Cancer drug shortages: Awareness and perspectives from a representative sample of the US population

Citation:

Frosch ZAK, Cronin AM, Gagne JJ, Teschke MP, Gray SW, Abel GA. Cancer drug shortages: Awareness and perspectives from a representative sample of the US population. Cancer. 2018;124 (10) :2205-2211.

Date Published:

2018 May 15

Abstract:

BACKGROUND: Although cancer drug shortages are a persistent problem in oncology, little is known about the awareness and perspectives of the US population with respect to shortages. METHODS: In 2016, we administered a 13-item cross-sectional survey to 420 respondents who were randomly selected from an online, probability-based sample demographically representative of the adult US population with respect to sex, age, race/ethnicity, education, geography, and income. Analyses applied poststratification sampling weights to draw national inferences. RESULTS: Overall, 16% of respondents reported being aware of drug shortages. Those with a personal history of cancer were more likely to be aware (31% vs 14% [P = .03]). In the overall cohort, most reported wanting to be informed about a substitution due to shortage: 87% and 82% for major or minor differences in efficacy, and 87% and 83% for major or minor differences in side effects. Most also reported they would transfer care to avoid a substitution: 72% for major differences in efficacy, and 61% for major differences in side effects.
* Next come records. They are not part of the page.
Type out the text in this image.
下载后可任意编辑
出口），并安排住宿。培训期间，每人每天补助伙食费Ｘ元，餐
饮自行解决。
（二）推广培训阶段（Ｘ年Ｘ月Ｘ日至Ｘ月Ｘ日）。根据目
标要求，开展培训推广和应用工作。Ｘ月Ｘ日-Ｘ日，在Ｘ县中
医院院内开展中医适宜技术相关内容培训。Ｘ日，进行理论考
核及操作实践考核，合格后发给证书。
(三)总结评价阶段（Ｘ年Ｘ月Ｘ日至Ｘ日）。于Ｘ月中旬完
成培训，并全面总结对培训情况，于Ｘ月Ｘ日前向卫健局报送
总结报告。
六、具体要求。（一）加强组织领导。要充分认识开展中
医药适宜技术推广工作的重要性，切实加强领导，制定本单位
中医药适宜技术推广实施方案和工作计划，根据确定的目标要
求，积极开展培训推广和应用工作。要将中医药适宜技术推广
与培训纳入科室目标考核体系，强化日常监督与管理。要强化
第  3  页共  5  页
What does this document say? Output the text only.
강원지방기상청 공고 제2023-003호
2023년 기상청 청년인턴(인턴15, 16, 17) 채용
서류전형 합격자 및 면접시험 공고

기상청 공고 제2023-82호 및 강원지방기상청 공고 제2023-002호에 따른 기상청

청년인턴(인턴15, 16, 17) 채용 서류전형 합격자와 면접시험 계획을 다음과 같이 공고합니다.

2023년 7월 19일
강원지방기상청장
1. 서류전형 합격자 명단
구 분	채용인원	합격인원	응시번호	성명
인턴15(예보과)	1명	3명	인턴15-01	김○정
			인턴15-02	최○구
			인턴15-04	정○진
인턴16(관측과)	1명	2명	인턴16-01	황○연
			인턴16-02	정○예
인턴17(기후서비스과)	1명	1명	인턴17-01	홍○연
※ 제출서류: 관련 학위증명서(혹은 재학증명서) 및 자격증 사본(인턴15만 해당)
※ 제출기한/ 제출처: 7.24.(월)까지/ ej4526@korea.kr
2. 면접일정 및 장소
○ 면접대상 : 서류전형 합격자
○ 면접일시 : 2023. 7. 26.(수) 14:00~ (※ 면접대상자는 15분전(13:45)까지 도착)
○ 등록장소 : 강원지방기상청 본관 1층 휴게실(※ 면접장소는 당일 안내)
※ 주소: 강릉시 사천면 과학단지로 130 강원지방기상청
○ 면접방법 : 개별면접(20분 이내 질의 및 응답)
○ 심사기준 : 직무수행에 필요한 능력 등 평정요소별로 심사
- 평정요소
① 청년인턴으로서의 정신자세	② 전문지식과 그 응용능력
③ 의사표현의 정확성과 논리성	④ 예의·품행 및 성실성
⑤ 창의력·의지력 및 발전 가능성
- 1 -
Black respondents, the uninsured, the unemployed, those with lower income, and the less well-educated were all less likely to report that they would transfer care to avoid major differences in efficacy (all P < .05). CONCLUSION: These data suggest that the US population is largely unaware of cancer drug shortages. Moreover, if being treated for cancer, most people would want to know about drug substitutions, even if it were to result in only minor differences in efficacy or side effects. With more significant differences, many would transfer care. Cancer 2018;124:2205-11. © 2018 American Cancer Society.